Chicago Teachers Union, or CTU, members voted Sept. 22-23 to authorize a strike – a move that could affect thousands of teachers and hundreds of thousands of students. A strike date could be announced as early as Sept. 28. But not all teachers think going on strike is a good idea.
These teachers are in an unenviable position. If a teacher decides the needs of his or her students – or his or her own financial needs – should come before union priorities, the union can punish him or her. The types of penalties vary from union to union, but typically include fines or expulsion. CTU’s constitution and bylaws include a trial process following which a member can be suspended for one year (while still paying union dues) or expelled.
Fortunately, teachers facing this hard decision have a way out: They can become fair share payers.
Since the U.S. Supreme Court’s 1977 decision in Abood v. Detroit Board of Education, public employees – including teachers – can opt out of full union membership by becoming “fair share payers.” These employees still pay what is deemed to be their “fair share” toward the cost of union representation in negotiations with the employer, but the union cannot use fair share fees for political purposes, such as supporting candidates for office. In other words, these employees are no longer union members, but the union still represents them in contract negotiations.
As nonmembers, fair share payers are not subject to union authority or discipline.
As would be expected, unions do not make the process of becoming a fair share payer simple. In fact, the archaic process for opting out of union membership seems purposefully difficult.
When teachers initially join a union, they sign an authorization allowing the school district to deduct their union dues from their paychecks. To become fair share payers, members must revoke this dues deduction authorization.
But unions frequently place limitations on when members can revoke their dues deduction authorizations. For example, CTU’s contract explicitly limits members to a month-long window – in August of each year – to revoke their dues deduction authorizations.
While it may be too late for CTU members to become fair share payers before the potential strike, that doesn’t mean they are stuck. Teachers can resign from the union at any time. They may not be considered fair share payers yet, but their resignations would ensure that the union cannot punish them if they do not support the potential upcoming strike.
This means a teacher in Chicago could resign from the union now, thereby preventing the union from taking any disciplinary action against the teacher for failing to support the strike, and then the teacher could follow up by completing the dues deduction revocation in August 2017.
The union still represents teachers who become fair share payers in contract negotiations. Because unions successfully lobbied for a monopoly on representing workers, fair share payers are entitled to all rights secured in union-negotiated contracts.
This means nonmembers are guaranteed the wage increases, health insurance, pension contributions and anything else in the teacher contract. Nonmembers may no longer be eligible for the liability insurance the union previously provided, but teachers can find support in organizations such as the Association of American Educators, or AAE. AAE is an association of nonunion educators who “put the educational interests of students first and foremost.” Among other things, AAE provides liability insurance to its member teachers.
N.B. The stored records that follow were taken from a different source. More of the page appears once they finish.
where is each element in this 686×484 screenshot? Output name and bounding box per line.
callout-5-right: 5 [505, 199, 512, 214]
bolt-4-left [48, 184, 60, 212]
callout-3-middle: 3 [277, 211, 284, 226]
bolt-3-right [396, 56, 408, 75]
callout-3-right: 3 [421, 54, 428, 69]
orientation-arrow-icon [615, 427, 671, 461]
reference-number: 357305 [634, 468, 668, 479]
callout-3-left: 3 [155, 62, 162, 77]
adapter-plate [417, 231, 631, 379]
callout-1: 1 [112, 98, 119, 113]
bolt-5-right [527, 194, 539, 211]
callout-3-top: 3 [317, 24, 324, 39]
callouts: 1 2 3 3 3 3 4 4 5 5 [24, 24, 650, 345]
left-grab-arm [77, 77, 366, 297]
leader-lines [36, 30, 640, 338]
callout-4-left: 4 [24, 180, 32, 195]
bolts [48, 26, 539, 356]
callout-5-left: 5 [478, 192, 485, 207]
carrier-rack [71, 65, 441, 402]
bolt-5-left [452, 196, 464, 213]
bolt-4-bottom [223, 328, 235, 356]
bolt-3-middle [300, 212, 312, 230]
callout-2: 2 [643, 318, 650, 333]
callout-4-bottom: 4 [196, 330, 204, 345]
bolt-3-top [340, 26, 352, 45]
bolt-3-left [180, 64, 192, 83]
And although a nonmember teacher is still entitled to all the rights guaranteed under the contract, he or she is no longer subject to the union’s rules and disciplinary procedures. This means the union cannot not levy a fine or, as in the case of CTU, put a member through a trial process before determining whether to suspend or expel the member.
That’s good news for CPS teachers stuck between competing priorities: supporting their students (and themselves) and following union demands.